E assim se fez... Embalado pela linda música das harpas, o Deus-Sol conduziu o faraó rumo ao paraíso. E o faraó renasceu neste paraíso de sonhos. Um lugar onde o nosso rei-faraó pode reencontrar muitas maravilhas que ele conhecia de seu saudoso Antigo Egito.
A primeira maravilha que ele reencontrou foi um rio tão caudaloso quanto o Nilo, cheio de peixes e crocodilos. Só que o rio deste paraíso chamava- se "Amazonas", e os crocodilos eram chamados pelo povo do paraíso de "jacarés". Ainda em volta do Amazonas, o faraó pode verificar que existia uma mata exuberante, bem diferente da estreita faixa verde que existia às margens do Nilo, em meio a um grande deserto. Um grande espanto deste faraó, bem próximo ao grande Amazonas, foi reencontrar um grande cerimonial que ele conhecia no Egito, herança de seus ancestrais: a Festa do Boi. Não era o "Boi Ápis", mas sim o Boi-Bumbá.
Este paraíso não tinha apenas um rio, mas muitos. E, por onde estes rios passavam, campeava a fartura: quantas variedades de frutas, cereais. O bom mel, que vinha de uma imensa variedade de abelhas e floradas! Tudo parecido com o Antigo Egito, só que em muito maior quantidade.

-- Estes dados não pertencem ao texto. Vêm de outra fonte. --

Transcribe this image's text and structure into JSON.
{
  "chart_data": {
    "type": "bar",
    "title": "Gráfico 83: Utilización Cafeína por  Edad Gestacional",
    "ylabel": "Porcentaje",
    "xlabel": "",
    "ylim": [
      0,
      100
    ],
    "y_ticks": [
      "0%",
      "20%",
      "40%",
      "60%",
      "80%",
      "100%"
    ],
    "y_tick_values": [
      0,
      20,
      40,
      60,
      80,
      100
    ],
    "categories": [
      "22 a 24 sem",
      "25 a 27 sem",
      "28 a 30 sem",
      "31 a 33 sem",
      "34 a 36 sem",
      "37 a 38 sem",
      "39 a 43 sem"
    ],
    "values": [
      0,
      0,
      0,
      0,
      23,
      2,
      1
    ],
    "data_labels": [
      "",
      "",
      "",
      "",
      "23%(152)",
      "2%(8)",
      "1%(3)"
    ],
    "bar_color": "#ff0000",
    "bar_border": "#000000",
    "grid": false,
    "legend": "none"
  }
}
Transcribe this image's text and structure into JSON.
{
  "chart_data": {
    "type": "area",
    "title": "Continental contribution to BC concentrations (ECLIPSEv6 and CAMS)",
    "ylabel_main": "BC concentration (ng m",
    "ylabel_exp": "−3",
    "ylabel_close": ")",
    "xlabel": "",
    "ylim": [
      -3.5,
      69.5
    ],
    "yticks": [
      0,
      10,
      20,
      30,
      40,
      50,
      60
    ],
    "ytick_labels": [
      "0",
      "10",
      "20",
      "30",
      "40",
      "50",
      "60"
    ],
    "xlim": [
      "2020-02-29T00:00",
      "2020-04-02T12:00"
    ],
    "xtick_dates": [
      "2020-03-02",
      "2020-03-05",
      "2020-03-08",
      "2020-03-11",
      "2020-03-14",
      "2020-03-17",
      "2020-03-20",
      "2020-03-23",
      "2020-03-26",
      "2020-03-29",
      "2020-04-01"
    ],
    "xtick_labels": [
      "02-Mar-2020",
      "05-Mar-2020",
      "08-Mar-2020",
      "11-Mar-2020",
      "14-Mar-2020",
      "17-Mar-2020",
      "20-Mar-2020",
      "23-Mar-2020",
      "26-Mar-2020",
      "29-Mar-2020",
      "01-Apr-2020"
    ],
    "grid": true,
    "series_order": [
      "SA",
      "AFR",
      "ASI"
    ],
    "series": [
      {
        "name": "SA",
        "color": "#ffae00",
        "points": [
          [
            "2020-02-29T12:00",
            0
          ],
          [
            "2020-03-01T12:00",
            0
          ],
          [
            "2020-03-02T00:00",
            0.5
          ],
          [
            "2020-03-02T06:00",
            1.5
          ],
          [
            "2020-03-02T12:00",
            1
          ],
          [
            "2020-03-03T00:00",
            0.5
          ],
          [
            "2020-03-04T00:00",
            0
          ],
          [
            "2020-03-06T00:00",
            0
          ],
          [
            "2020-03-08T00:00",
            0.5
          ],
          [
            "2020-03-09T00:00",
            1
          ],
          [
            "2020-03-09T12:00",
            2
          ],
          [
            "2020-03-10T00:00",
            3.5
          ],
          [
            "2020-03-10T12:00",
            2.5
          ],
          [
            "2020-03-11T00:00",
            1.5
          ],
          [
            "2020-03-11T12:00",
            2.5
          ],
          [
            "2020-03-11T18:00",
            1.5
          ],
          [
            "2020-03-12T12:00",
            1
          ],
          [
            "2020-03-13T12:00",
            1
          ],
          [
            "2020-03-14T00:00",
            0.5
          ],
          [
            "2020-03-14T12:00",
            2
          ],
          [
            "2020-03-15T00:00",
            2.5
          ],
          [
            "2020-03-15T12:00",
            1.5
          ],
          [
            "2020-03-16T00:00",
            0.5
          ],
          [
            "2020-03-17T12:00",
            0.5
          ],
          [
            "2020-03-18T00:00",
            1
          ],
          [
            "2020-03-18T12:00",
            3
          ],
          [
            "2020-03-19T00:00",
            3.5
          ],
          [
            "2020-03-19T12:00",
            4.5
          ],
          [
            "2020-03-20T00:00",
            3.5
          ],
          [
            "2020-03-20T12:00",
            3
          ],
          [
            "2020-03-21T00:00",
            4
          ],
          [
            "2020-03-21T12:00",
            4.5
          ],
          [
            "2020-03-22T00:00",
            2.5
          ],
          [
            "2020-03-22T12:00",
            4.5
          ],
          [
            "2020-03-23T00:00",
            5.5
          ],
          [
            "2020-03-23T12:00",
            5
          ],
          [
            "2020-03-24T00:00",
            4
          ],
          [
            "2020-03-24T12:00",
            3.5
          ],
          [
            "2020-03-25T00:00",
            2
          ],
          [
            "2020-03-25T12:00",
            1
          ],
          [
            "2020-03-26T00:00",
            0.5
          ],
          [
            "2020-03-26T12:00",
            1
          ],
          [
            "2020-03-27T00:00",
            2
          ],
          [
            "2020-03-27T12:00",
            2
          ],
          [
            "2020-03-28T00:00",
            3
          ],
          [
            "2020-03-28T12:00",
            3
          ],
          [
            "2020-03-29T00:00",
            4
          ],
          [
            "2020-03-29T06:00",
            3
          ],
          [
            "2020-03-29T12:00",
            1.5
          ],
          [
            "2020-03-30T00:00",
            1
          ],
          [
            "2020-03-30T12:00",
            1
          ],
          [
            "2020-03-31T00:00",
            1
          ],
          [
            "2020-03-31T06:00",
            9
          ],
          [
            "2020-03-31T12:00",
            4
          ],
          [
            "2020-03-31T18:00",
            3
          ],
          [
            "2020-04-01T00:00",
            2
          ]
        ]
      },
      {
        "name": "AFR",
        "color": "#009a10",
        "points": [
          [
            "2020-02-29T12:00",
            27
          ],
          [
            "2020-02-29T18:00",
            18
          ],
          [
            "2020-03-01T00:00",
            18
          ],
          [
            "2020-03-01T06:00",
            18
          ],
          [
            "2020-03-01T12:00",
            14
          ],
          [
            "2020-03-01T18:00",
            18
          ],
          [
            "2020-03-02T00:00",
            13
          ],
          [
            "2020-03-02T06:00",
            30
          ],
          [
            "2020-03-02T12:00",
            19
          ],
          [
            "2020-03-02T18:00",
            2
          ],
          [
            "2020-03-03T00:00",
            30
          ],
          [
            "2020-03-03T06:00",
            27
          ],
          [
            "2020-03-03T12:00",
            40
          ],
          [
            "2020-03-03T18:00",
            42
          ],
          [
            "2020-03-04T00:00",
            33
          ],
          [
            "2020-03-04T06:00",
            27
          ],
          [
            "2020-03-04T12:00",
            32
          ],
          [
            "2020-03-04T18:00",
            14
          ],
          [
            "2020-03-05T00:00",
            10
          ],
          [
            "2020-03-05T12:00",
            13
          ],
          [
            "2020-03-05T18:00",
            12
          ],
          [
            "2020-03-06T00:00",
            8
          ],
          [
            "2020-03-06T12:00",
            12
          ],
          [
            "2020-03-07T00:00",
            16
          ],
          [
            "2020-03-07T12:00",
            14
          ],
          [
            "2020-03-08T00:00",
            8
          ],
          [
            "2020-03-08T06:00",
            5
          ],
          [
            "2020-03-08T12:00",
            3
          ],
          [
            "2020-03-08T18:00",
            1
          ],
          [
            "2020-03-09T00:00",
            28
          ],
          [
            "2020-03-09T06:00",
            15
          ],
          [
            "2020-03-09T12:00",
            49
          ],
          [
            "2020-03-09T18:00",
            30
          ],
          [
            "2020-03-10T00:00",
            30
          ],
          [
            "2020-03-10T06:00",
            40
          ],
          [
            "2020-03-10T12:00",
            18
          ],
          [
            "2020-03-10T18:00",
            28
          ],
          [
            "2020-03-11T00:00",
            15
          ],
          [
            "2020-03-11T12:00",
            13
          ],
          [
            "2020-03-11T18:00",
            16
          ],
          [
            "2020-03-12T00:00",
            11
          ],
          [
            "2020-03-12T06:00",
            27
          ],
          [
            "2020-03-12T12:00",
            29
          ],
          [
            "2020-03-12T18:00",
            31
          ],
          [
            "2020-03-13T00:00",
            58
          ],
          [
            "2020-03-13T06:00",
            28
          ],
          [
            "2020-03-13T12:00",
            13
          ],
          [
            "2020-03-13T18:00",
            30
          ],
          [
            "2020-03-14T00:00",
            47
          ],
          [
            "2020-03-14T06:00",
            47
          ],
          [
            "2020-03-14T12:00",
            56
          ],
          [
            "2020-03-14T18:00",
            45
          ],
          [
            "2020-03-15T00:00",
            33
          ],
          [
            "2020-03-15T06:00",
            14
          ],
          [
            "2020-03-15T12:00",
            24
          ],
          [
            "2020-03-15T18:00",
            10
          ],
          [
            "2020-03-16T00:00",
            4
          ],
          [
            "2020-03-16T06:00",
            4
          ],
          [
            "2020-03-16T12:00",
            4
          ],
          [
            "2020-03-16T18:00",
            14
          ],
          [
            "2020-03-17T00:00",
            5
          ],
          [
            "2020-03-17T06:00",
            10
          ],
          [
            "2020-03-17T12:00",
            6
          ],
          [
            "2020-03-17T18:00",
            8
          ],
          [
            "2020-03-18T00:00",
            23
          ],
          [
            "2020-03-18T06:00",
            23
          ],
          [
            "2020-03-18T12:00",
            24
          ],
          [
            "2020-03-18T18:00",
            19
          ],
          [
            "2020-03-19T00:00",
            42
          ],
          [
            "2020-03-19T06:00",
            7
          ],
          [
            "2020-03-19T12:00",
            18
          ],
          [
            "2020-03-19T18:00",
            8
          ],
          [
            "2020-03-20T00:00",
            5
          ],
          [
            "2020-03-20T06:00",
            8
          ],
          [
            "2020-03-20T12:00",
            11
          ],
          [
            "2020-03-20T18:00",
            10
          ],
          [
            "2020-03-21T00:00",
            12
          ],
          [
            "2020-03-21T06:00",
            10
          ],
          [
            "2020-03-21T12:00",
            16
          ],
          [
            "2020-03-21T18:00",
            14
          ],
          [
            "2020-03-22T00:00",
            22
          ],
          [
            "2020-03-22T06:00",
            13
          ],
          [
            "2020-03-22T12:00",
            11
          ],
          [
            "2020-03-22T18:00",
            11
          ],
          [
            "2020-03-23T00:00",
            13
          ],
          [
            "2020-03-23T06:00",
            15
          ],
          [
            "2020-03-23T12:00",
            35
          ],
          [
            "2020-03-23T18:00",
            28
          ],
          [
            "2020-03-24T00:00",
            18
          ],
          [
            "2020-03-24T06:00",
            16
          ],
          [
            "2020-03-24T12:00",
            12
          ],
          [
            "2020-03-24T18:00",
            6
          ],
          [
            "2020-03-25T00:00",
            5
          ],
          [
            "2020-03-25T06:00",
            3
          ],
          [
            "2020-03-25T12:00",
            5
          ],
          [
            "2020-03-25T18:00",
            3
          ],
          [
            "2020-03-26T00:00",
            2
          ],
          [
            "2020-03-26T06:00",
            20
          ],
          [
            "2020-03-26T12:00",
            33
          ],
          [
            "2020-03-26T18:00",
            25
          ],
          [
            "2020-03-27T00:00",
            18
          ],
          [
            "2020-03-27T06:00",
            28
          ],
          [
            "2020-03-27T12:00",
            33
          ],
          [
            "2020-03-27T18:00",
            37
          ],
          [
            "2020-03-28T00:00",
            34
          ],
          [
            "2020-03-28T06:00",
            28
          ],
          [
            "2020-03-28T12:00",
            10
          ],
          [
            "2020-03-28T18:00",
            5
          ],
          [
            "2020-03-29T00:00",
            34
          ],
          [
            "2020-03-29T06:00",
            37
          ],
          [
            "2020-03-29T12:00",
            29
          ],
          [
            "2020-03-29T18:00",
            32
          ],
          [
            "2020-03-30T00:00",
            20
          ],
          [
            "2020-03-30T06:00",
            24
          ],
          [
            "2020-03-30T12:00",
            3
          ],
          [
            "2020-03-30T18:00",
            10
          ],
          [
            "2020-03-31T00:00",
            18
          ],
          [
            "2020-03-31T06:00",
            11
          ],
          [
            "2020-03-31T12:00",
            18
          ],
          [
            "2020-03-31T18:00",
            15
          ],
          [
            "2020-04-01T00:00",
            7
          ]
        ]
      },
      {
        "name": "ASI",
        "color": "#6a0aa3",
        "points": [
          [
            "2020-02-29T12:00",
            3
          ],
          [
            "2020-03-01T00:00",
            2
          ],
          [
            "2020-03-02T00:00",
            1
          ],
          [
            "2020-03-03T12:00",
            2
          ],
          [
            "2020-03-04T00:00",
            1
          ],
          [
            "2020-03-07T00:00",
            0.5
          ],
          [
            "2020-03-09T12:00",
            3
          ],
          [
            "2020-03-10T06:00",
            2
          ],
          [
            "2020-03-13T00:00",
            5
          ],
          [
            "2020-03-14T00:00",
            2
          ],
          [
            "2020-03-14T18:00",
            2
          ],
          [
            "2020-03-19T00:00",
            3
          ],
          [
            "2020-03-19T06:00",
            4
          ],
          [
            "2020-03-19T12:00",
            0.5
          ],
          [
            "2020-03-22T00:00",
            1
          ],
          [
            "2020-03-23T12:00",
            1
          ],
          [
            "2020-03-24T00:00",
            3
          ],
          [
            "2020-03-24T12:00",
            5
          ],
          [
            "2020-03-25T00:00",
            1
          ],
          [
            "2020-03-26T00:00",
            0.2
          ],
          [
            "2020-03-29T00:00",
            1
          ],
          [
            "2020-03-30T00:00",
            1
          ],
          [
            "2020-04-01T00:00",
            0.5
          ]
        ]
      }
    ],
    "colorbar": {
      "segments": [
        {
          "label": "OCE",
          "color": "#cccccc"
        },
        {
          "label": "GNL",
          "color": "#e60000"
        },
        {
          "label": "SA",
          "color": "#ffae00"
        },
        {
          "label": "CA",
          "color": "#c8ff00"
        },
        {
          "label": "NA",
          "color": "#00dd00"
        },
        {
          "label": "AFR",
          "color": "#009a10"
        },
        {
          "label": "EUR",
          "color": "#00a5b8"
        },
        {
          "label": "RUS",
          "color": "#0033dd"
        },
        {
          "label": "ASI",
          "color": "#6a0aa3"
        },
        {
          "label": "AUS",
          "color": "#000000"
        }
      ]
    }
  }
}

Conhecendo este novo paraíso, o faraó pode conhecer uma infinidade riquezas minerais; de ouro, diamantes e tantas outras pedras preciosas.
Entre tantas riquezas, outro espanto do faraó: no paraíso havia cerveja, a sagrada bebida do culto a Osiris e Isis! E muito mais gostosa que a do Antigo Egito. O povo deste paraíso usava cerveja para cultuar e festejar a sua infinita e eterna alegria.
Este paraíso é o Brasil. Nenhum outro lugar poderia ser o sonho de vida eterna dos faraós!